Her memoir revolves around this conflict between motherhood and the demands of an artist. At a certain point, overwhelmed by the demands of parenting children alone while running a press, founding an avant-garde theater, protecting her left-wing friends from raids by the F.B.I. and the grinding poverty of an artist’s life in New York City, Ms. di Prima entered into a marriage of convenience with a man she distrusted. He was the ex-boyfriend of her male best friend. Besides its messy origins, this relationship resembles the dream I’ve heard so many straight women describe, in a joking, not joking way — wishing to start a family with a friend, to avoid the complications of romantic love.

But Ms. di Prima is honest about the limitations of the arrangement. She wrote that she avoided the pains of romance, but the man she married is still a domineering, abusive mess, in her recounting. Furthermore, in marriage, she has lost something integral to herself. “One of my most precious and valued possessions was my independence: my struggle for control over my own life,” she wrote, continuing, “I didn’t see that it had no intrinsic value for anyone but myself, that it was a coin that was precious only within the realm, a currency that could not cross borders.”

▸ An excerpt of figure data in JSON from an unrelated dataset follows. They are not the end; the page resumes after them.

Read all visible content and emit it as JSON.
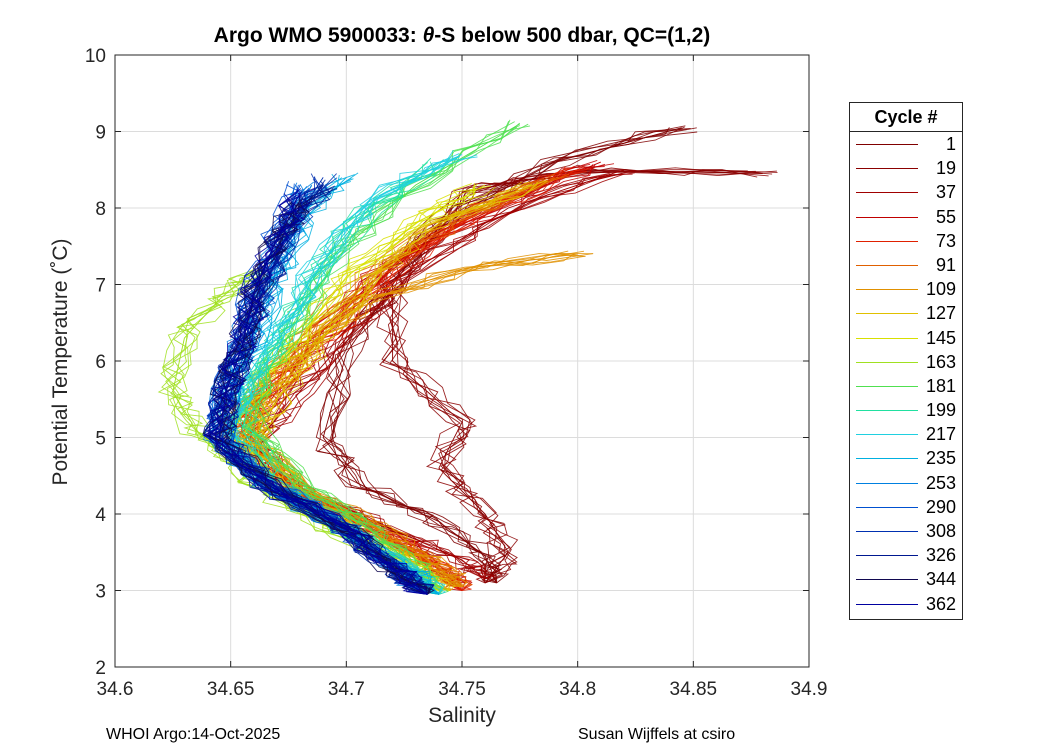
{
  "chart_data": {
    "type": "line",
    "title": "Argo WMO 5900033: θ-S below 500 dbar,  QC=(1,2)",
    "title_prefix": "Argo WMO 5900033: ",
    "title_theta": "θ",
    "title_suffix": "-S below 500 dbar,  QC=(1,2)",
    "xlabel": "Salinity",
    "ylabel": "Potential Temperature (˚C)",
    "xlim": [
      34.6,
      34.9
    ],
    "ylim": [
      2,
      10
    ],
    "xticks": [
      "34.6",
      "34.65",
      "34.7",
      "34.75",
      "34.8",
      "34.85",
      "34.9"
    ],
    "yticks": [
      "2",
      "3",
      "4",
      "5",
      "6",
      "7",
      "8",
      "9",
      "10"
    ],
    "grid": true,
    "legend_title": "Cycle #",
    "legend_position": "right-outside",
    "series": [
      {
        "name": "1",
        "color": "#800000",
        "x": [
          34.845,
          34.79,
          34.74,
          34.72,
          34.7,
          34.69,
          34.705,
          34.74,
          34.76,
          34.765
        ],
        "y": [
          9.05,
          8.6,
          7.8,
          7.0,
          6.1,
          5.0,
          4.4,
          3.9,
          3.45,
          3.1
        ]
      },
      {
        "name": "19",
        "color": "#8b0000",
        "x": [
          34.88,
          34.8,
          34.75,
          34.72,
          34.72,
          34.75,
          34.74,
          34.76,
          34.77,
          34.76
        ],
        "y": [
          8.45,
          8.5,
          8.2,
          7.0,
          6.0,
          5.2,
          4.6,
          4.0,
          3.5,
          3.1
        ]
      },
      {
        "name": "37",
        "color": "#a00000",
        "x": [
          34.82,
          34.77,
          34.73,
          34.7,
          34.68,
          34.66,
          34.68,
          34.72,
          34.75,
          34.76
        ],
        "y": [
          8.5,
          8.0,
          7.2,
          6.3,
          5.6,
          4.9,
          4.3,
          3.8,
          3.4,
          3.15
        ]
      },
      {
        "name": "55",
        "color": "#c00000",
        "x": [
          34.81,
          34.77,
          34.72,
          34.69,
          34.67,
          34.655,
          34.68,
          34.72,
          34.74,
          34.75
        ],
        "y": [
          8.6,
          8.1,
          7.3,
          6.4,
          5.6,
          5.0,
          4.3,
          3.7,
          3.3,
          3.0
        ]
      },
      {
        "name": "73",
        "color": "#e02000",
        "x": [
          34.8,
          34.76,
          34.72,
          34.69,
          34.665,
          34.65,
          34.67,
          34.71,
          34.74,
          34.75
        ],
        "y": [
          8.5,
          8.0,
          7.2,
          6.3,
          5.6,
          5.1,
          4.4,
          3.8,
          3.3,
          3.0
        ]
      },
      {
        "name": "91",
        "color": "#e06000",
        "x": [
          34.79,
          34.75,
          34.71,
          34.68,
          34.66,
          34.655,
          34.68,
          34.72,
          34.74,
          34.75
        ],
        "y": [
          8.4,
          7.9,
          7.1,
          6.3,
          5.5,
          5.0,
          4.3,
          3.7,
          3.3,
          3.05
        ]
      },
      {
        "name": "109",
        "color": "#e09000",
        "x": [
          34.8,
          34.75,
          34.71,
          34.68,
          34.665,
          34.66,
          34.69,
          34.72,
          34.74,
          34.75
        ],
        "y": [
          7.4,
          7.2,
          6.8,
          6.1,
          5.5,
          4.9,
          4.2,
          3.7,
          3.3,
          3.05
        ]
      },
      {
        "name": "127",
        "color": "#e0c000",
        "x": [
          34.78,
          34.74,
          34.71,
          34.69,
          34.67,
          34.66,
          34.68,
          34.71,
          34.73,
          34.745
        ],
        "y": [
          8.3,
          7.8,
          7.1,
          6.3,
          5.5,
          5.0,
          4.3,
          3.7,
          3.3,
          3.0
        ]
      },
      {
        "name": "145",
        "color": "#d8e000",
        "x": [
          34.76,
          34.73,
          34.7,
          34.68,
          34.66,
          34.65,
          34.67,
          34.7,
          34.73,
          34.74
        ],
        "y": [
          8.3,
          7.8,
          7.1,
          6.3,
          5.6,
          5.0,
          4.3,
          3.8,
          3.3,
          3.0
        ]
      },
      {
        "name": "163",
        "color": "#a0e020",
        "x": [
          34.66,
          34.645,
          34.63,
          34.625,
          34.635,
          34.65,
          34.67,
          34.7,
          34.725,
          34.74
        ],
        "y": [
          7.2,
          6.8,
          6.3,
          5.6,
          5.1,
          4.7,
          4.2,
          3.7,
          3.3,
          2.95
        ]
      },
      {
        "name": "181",
        "color": "#50e050",
        "x": [
          34.775,
          34.73,
          34.7,
          34.68,
          34.665,
          34.66,
          34.68,
          34.71,
          34.73,
          34.74
        ],
        "y": [
          9.1,
          8.3,
          7.5,
          6.6,
          5.8,
          5.1,
          4.4,
          3.8,
          3.3,
          2.95
        ]
      },
      {
        "name": "199",
        "color": "#20e0a0",
        "x": [
          34.74,
          34.71,
          34.69,
          34.675,
          34.66,
          34.655,
          34.67,
          34.7,
          34.725,
          34.74
        ],
        "y": [
          8.6,
          8.0,
          7.3,
          6.5,
          5.7,
          5.1,
          4.4,
          3.8,
          3.3,
          2.95
        ]
      },
      {
        "name": "217",
        "color": "#20d0e0",
        "x": [
          34.75,
          34.71,
          34.69,
          34.67,
          34.655,
          34.65,
          34.665,
          34.7,
          34.725,
          34.74
        ],
        "y": [
          8.7,
          8.1,
          7.3,
          6.4,
          5.7,
          5.0,
          4.4,
          3.8,
          3.3,
          2.95
        ]
      },
      {
        "name": "235",
        "color": "#00b0e0",
        "x": [
          34.7,
          34.68,
          34.67,
          34.66,
          34.65,
          34.645,
          34.665,
          34.7,
          34.725,
          34.74
        ],
        "y": [
          8.4,
          7.8,
          7.1,
          6.3,
          5.6,
          5.0,
          4.4,
          3.8,
          3.3,
          2.95
        ]
      },
      {
        "name": "253",
        "color": "#0080e0",
        "x": [
          34.685,
          34.675,
          34.665,
          34.655,
          34.648,
          34.645,
          34.665,
          34.7,
          34.72,
          34.735
        ],
        "y": [
          8.3,
          7.7,
          7.0,
          6.2,
          5.6,
          5.0,
          4.4,
          3.8,
          3.3,
          2.95
        ]
      },
      {
        "name": "290",
        "color": "#0050d0",
        "x": [
          34.68,
          34.67,
          34.66,
          34.655,
          34.648,
          34.645,
          34.665,
          34.7,
          34.72,
          34.735
        ],
        "y": [
          8.3,
          7.6,
          6.9,
          6.2,
          5.6,
          5.0,
          4.4,
          3.8,
          3.3,
          2.95
        ]
      },
      {
        "name": "308",
        "color": "#0030b0",
        "x": [
          34.69,
          34.675,
          34.665,
          34.655,
          34.648,
          34.645,
          34.665,
          34.7,
          34.72,
          34.735
        ],
        "y": [
          8.4,
          7.7,
          7.0,
          6.2,
          5.6,
          5.0,
          4.4,
          3.8,
          3.3,
          2.95
        ]
      },
      {
        "name": "326",
        "color": "#001890",
        "x": [
          34.69,
          34.675,
          34.665,
          34.655,
          34.648,
          34.645,
          34.665,
          34.7,
          34.72,
          34.735
        ],
        "y": [
          8.3,
          7.7,
          7.0,
          6.2,
          5.6,
          5.0,
          4.4,
          3.8,
          3.3,
          2.95
        ]
      },
      {
        "name": "344",
        "color": "#100850",
        "x": [
          34.68,
          34.67,
          34.66,
          34.655,
          34.648,
          34.645,
          34.665,
          34.7,
          34.72,
          34.735
        ],
        "y": [
          8.1,
          7.6,
          6.9,
          6.2,
          5.6,
          5.0,
          4.4,
          3.8,
          3.3,
          2.95
        ]
      },
      {
        "name": "362",
        "color": "#0000a0",
        "x": [
          34.68,
          34.67,
          34.66,
          34.655,
          34.648,
          34.645,
          34.665,
          34.7,
          34.72,
          34.735
        ],
        "y": [
          8.2,
          7.6,
          6.9,
          6.2,
          5.6,
          5.0,
          4.4,
          3.8,
          3.3,
          2.95
        ]
      }
    ]
  },
  "footer": {
    "left": "WHOI Argo:14-Oct-2025",
    "right": "Susan Wijffels at csiro"
  }
}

These words, when I read them, sounded in me like the chime of a tuning fork. I had never before read such a precise description of what marriage asks some people to give up. Those who panic over the rise in the number of single Americans do not see that this statistic includes lives of hard-won independence — lives that still intersect with a community, with a home, with a belief in something wider than oneself. The people clinging to old narratives around singledom and marriage can’t yet see these lives for what they are because, as Ms. di Prima puts it, they are not “an objectively valuable commodity.” Their meaning is “a currency that cannot cross borders.”

These lives threaten the communal narratives currently in place. But what is a threat to some can be to others a glimmer of a new world coming.